US think tank honours economist for support of market reforms

PUBLISHED : Sunday, 06 May, 2012, 12:00am
UPDATED : Sunday, 06 May, 2012, 12:00am


Prominent liberal economist Mao Yushi has received a prestigious prize in the United States for his support of a market economy and other efforts to promote freedom.

Mao, who blames Mao Zedong for the deaths of 50 million people during his rule, accepted the Milton Friedman prize for advancing liberty from the Cato Institute in Washington on Friday.

The award committee cited the economist's push for 'an open and transparent political system' in China, and his work in creating private charities and self-help programmes that fostered individual empowerment. He also will receive US$250,000.
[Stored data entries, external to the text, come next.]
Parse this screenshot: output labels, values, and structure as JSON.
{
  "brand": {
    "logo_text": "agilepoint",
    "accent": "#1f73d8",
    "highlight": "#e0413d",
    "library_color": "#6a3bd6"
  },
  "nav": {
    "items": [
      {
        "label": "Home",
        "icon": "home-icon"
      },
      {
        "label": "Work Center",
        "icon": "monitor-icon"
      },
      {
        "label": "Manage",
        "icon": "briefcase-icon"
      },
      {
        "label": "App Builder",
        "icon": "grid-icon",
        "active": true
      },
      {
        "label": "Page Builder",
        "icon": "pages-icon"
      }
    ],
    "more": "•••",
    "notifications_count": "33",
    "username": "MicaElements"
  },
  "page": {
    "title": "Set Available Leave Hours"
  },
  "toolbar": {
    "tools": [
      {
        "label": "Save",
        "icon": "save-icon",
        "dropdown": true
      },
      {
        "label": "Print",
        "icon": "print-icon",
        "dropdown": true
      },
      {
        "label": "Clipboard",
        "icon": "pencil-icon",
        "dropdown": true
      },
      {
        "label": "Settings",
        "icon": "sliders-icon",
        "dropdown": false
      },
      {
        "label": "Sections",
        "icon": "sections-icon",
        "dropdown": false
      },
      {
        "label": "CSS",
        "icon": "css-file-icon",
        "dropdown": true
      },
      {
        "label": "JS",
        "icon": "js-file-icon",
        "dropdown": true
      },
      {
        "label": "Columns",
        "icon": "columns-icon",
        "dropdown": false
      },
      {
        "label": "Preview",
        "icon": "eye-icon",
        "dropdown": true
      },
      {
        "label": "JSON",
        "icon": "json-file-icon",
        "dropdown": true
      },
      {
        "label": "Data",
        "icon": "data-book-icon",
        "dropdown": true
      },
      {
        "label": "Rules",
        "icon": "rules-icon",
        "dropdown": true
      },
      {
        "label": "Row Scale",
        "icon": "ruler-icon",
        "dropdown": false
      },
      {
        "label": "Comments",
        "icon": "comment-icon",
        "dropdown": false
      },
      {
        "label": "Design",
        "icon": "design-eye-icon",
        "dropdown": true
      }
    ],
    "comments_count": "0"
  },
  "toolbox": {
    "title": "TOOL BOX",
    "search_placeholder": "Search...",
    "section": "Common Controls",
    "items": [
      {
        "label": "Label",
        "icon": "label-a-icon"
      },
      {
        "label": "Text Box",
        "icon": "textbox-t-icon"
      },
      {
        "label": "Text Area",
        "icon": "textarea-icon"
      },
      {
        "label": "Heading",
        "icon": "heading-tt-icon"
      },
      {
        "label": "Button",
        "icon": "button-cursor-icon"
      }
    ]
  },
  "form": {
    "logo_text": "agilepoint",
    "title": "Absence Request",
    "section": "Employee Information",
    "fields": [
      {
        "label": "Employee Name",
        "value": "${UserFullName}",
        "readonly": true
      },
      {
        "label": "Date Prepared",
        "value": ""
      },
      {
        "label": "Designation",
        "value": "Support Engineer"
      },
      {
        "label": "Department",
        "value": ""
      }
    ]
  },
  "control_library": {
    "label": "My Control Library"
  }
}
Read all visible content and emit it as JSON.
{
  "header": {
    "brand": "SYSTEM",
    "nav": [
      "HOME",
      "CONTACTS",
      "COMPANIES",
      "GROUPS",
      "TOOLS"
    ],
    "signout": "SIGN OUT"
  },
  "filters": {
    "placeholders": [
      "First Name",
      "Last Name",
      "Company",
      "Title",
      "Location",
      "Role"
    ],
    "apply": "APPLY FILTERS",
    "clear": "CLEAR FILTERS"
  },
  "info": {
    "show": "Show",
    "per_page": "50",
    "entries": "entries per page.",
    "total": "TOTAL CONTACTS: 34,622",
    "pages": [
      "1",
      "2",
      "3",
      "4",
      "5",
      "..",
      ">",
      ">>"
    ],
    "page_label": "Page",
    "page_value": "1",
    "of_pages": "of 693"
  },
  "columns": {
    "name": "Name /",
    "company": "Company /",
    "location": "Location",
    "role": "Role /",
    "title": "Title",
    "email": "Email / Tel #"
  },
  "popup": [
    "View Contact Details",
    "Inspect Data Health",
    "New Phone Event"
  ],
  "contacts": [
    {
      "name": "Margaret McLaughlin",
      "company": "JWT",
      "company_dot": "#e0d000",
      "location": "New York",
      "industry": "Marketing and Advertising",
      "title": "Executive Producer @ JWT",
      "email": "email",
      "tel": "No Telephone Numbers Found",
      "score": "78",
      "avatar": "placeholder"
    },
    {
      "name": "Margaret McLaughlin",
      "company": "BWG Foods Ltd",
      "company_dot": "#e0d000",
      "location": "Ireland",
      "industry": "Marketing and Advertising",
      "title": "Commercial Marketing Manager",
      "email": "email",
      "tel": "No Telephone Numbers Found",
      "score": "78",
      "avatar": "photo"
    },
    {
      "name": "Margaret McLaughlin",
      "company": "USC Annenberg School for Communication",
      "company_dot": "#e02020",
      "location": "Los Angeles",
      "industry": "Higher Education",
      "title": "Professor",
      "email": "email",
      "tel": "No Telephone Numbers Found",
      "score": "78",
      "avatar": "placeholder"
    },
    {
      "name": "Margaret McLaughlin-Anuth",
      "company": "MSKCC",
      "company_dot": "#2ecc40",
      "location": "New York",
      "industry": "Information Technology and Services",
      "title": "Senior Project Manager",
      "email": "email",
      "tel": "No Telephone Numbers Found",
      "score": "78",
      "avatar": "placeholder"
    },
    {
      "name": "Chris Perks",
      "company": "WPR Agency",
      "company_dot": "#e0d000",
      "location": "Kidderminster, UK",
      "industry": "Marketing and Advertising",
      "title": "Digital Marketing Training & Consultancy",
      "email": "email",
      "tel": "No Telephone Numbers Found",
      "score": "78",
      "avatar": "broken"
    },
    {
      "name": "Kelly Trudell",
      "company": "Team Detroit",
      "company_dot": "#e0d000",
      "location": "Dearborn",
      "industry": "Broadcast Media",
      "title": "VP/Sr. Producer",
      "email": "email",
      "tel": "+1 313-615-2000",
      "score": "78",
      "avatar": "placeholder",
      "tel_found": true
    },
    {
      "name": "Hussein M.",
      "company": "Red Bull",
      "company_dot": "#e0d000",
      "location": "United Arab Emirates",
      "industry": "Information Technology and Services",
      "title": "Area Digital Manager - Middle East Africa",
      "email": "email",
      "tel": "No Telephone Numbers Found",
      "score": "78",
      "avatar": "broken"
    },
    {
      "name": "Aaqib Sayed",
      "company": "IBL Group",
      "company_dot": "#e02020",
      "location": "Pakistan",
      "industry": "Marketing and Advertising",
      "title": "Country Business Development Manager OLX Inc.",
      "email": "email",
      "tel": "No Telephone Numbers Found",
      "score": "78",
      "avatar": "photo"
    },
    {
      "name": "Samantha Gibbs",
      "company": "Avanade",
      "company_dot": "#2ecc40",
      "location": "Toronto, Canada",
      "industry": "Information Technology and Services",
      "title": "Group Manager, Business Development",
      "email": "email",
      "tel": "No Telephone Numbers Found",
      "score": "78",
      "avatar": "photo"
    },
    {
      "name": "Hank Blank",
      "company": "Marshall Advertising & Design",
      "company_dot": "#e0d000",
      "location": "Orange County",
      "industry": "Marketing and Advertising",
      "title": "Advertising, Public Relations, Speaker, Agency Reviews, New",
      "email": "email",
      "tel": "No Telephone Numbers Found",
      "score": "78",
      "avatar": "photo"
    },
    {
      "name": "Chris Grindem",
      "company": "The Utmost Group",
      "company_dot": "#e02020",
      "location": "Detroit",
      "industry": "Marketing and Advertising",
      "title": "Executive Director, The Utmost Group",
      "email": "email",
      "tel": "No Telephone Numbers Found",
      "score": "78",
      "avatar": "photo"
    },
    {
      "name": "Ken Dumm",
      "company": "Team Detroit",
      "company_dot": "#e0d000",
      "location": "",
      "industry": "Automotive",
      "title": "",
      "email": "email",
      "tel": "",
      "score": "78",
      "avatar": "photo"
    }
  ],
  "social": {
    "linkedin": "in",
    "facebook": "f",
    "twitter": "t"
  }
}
Accompanied by his granddaughter Mao Shangbin, the 83-year-old told US media the award showed the progress of the liberal movement in China. He said the freedom rooted in individual rights could not be bestowed by the government, and the public must strive for it.

Mao said his most important work in recent decades had been raising awareness about the principles of a market economy among the public at a time when the world's most populous country is shifting from a planned economy.

The ceremony was interrupted at one point, by an Asian protester, who called Mao a traitor in 'service for the rich in America', the BBC reported.

Mao infuriated many leftists in China last year after publishing an article that said Mao Zedong should be officially held responsible for the number of people that died as a direct result of his policies. He estimated the death toll at 50 million.

Mao also spoke to Washington-based Foreign Policy magazine about the cases of blind activist Chen Guangcheng and ousted Chongqing boss Bo Xilai .

Bo's downfall 'had a big connection to politics', he said. 'Bo wanted China to return to Mao Zedong's time and this I don't approve of. But many Chinese did.'

About Chen, Mao said both the United States and China were using the activist's attempt to seek American protection as an occasion to attack each other.

'China has used this to say: 'You interfere in my internal politics, and need to apologise',' Mao said. 'Many Chinese government officials say America wants to destroy us, but so many Chinese come to America to study abroad.

'When they have trouble in China, they flee to American embassies,' he said.